We then took a minibus to the Sacred Valley, stopping first to sample some freshly baked empanadas. This establishment also held a cute little guinea pig house which was odd given the propensity of the locals to eat the little creatures. Our next stop was to deliver fruit and bread to local school kids at their school. I felt a bit awkward being there as it felt a bit like we were treating the kids and their school as a tourist attraction, but the whole point was to try to get tourists to continue to contribute to the community via donations after the trip. The school was basic and some of the children had to walk kilometers to get there but they all seemed happy and unaware of their level of poverty. And quite rightly so. If it wasn’t for the poor access to medical care I could see myself living thier life and being just as happy. The children, all with red wind and sun burnt cheeks, sang a song to us, which had most of us in tears they were so beautiful, as our guide played the recorder.
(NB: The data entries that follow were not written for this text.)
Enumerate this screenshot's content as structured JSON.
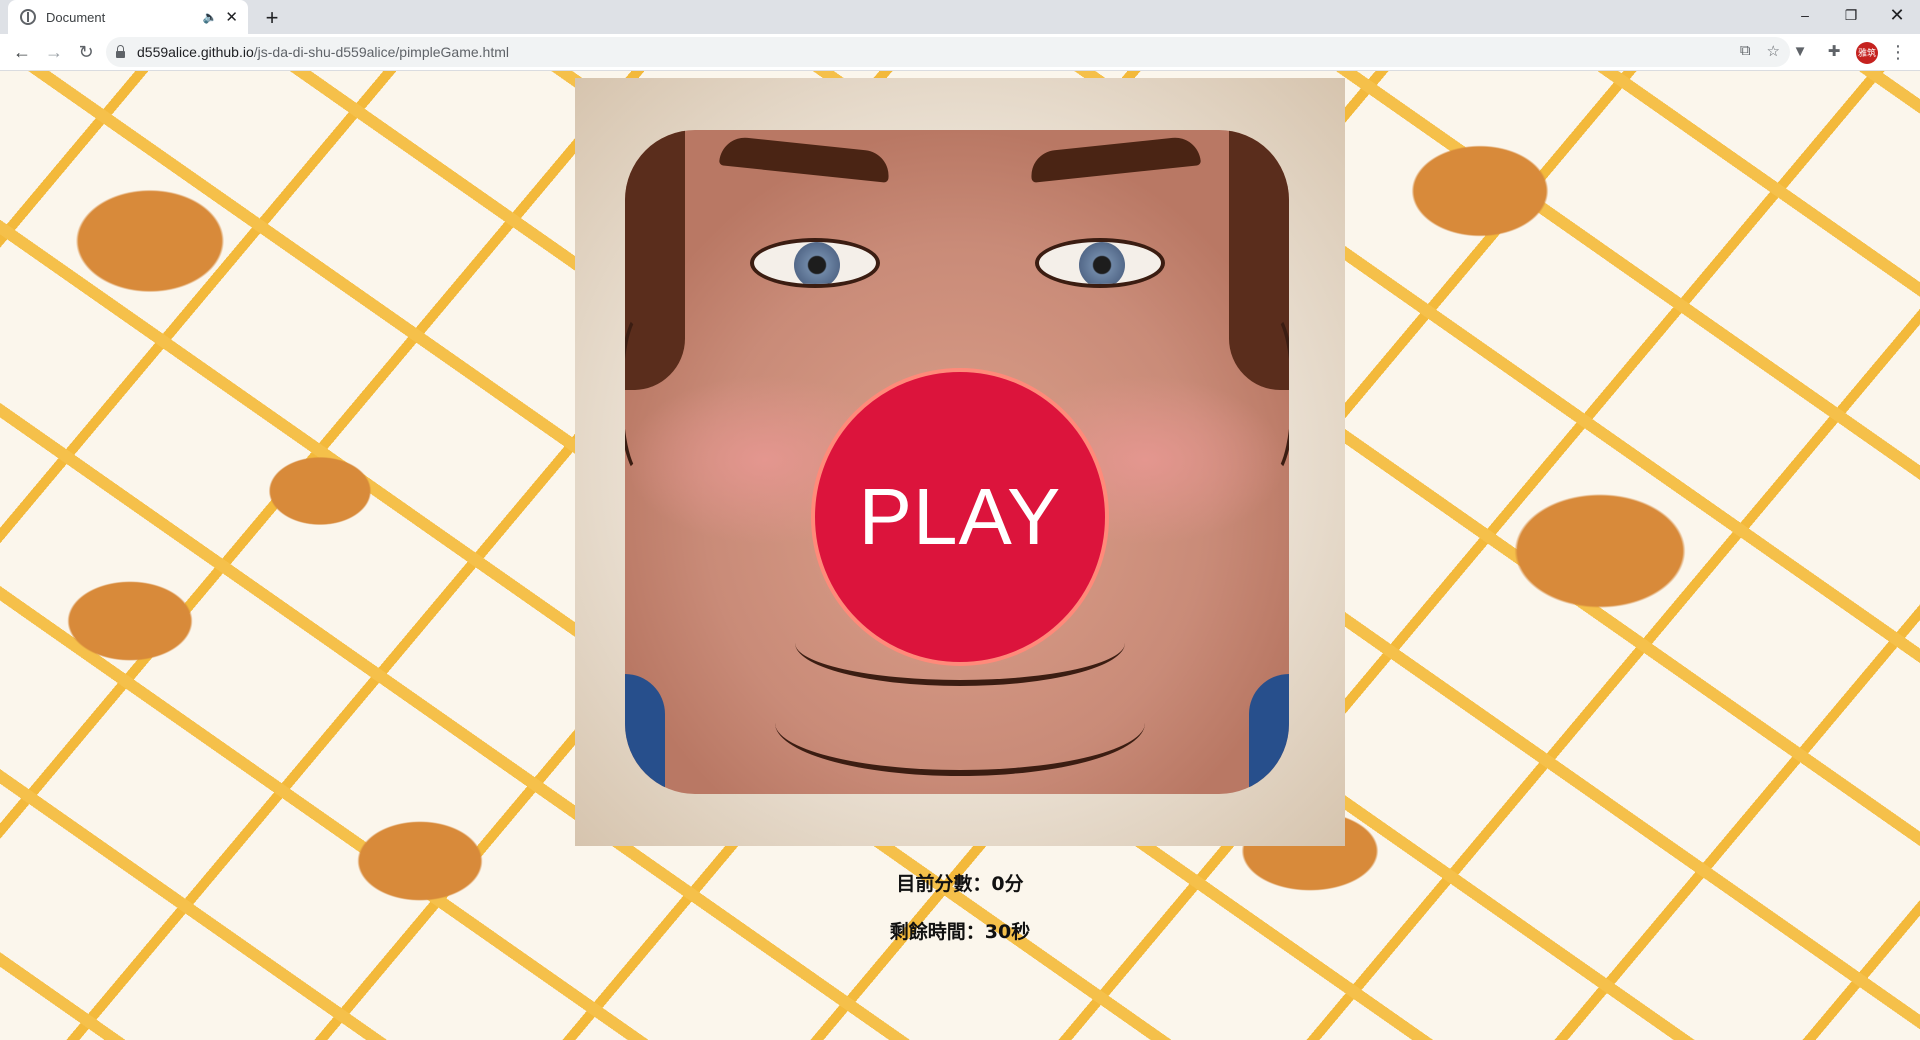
{
  "browser": {
    "tab": {
      "title": "Document",
      "audio_icon": "speaker-icon",
      "close_icon": "close-icon"
    },
    "new_tab_label": "+",
    "window_controls": {
      "minimize": "–",
      "maximize": "❐",
      "close": "✕"
    },
    "url": {
      "host": "d559alice.github.io",
      "path": "/js-da-di-shu-d559alice/pimpleGame.html"
    },
    "profile_initials": "雅筑"
  },
  "game": {
    "play_label": "PLAY",
    "score_text": "目前分數：0分",
    "time_text": "剩餘時間：30秒"
  },
  "colors": {
    "play_button": "#dc143c",
    "play_border": "#ff8a7a",
    "page_background": "#fbf6ec"
  }
}
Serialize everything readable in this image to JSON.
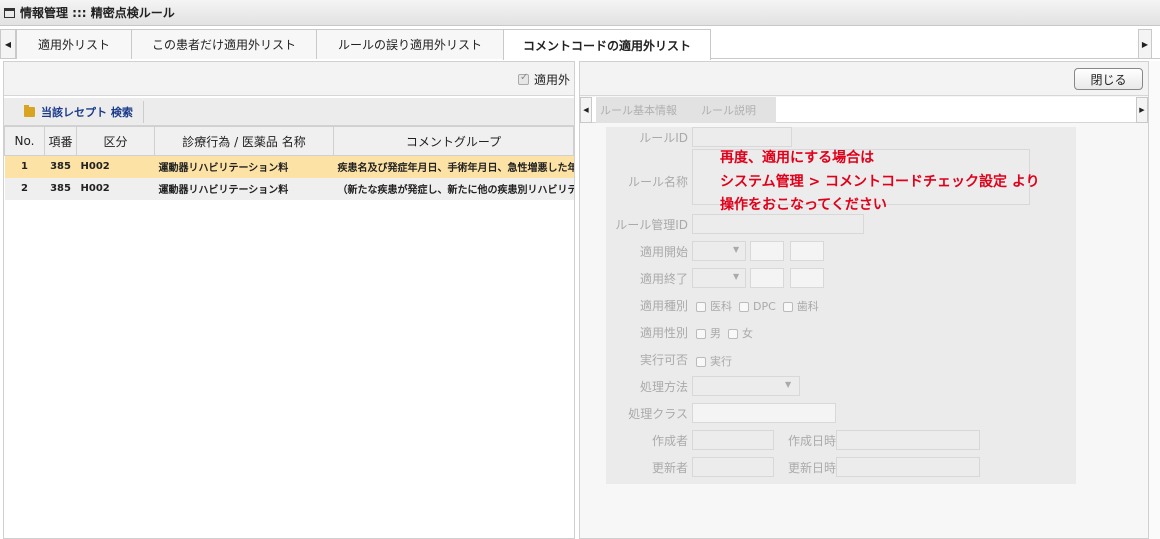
{
  "window": {
    "title": "情報管理 ::: 精密点検ルール"
  },
  "tabs": {
    "items": [
      {
        "label": "適用外リスト"
      },
      {
        "label": "この患者だけ適用外リスト"
      },
      {
        "label": "ルールの誤り適用外リスト"
      },
      {
        "label": "コメントコードの適用外リスト",
        "active": true
      }
    ],
    "left_arrow": "◀",
    "right_arrow": "▶"
  },
  "left_panel": {
    "applied_checkbox_label": "適用外",
    "applied_checked": true,
    "search_button": "当該レセプト 検索",
    "columns": [
      "No.",
      "項番",
      "区分",
      "診療行為 / 医薬品 名称",
      "コメントグループ"
    ],
    "rows": [
      {
        "no": "1",
        "item": "385",
        "category": "H002",
        "name": "運動器リハビリテーション料",
        "comment": "疾患名及び発症年月日、手術年月日、急性増悪した年月日",
        "selected": true
      },
      {
        "no": "2",
        "item": "385",
        "category": "H002",
        "name": "運動器リハビリテーション料",
        "comment": "（新たな疾患が発症し、新たに他の疾患別リハビリテーション",
        "selected": false
      }
    ]
  },
  "right_panel": {
    "close_button": "閉じる",
    "subtabs": [
      "ルール基本情報",
      "ルール説明"
    ],
    "form": {
      "rule_id_label": "ルールID",
      "rule_name_label": "ルール名称",
      "rule_mgmt_id_label": "ルール管理ID",
      "start_label": "適用開始",
      "end_label": "適用終了",
      "type_label": "適用種別",
      "type_options": [
        "医科",
        "DPC",
        "歯科"
      ],
      "gender_label": "適用性別",
      "gender_options": [
        "男",
        "女"
      ],
      "exec_label": "実行可否",
      "exec_option": "実行",
      "method_label": "処理方法",
      "class_label": "処理クラス",
      "creator_label": "作成者",
      "created_date_label": "作成日時",
      "updater_label": "更新者",
      "updated_date_label": "更新日時"
    },
    "notice": {
      "line1": "再度、適用にする場合は",
      "line2": "システム管理 > コメントコードチェック設定 より",
      "line3": "操作をおこなってください"
    }
  }
}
It was a lovely visit.
A spot of shopping and lunch
After the school we visited an enclosed community outdoor market place where the locals sold their wares to tour groups like ours. We did end up buying a nice table runner and didn’t feel pressured to do so at all except out of politeness. After all the trades were done we were treated to lunch which consisted of Guinea Pig and quinoa! Both of these were new to me. The guinea pig (Coy) was quite gamey and reminded me of chicken feet, but the quinoa was good and I’ve been a fan of it ever since. We were also served a local variety of potato which tasted amazing.
Soccer with the Inca’s
After lunch Gonzalos produced a soccor ball that he had purchased at the market in Cusco and we were suddenly transported to a bizarro world in which we were playing a soccor game with descendants of the Inca’s, several kilometers up a mountain! I remember we walked out onto the field in single file as all good teams do and it was tourists against locals. The locals wore very simple shoes and their toes got torn apart by our boots during tackles. The two older guys in our group decided to play rough and at one point picked up the ball and turned it into a rugby game. A foul was called! The air was so thin I was sucking on my asthma inhaler for breath, but it was surely a good way to acclimatize.There were two matches played, boys’v boys and girls v girls. Lot’s of fun and probably one of my favorite memories of the trip.
Soon enough though, our visit to the community was over and we headed to our motel in Ollantaytambo for the night. We would begin our trek in the morning.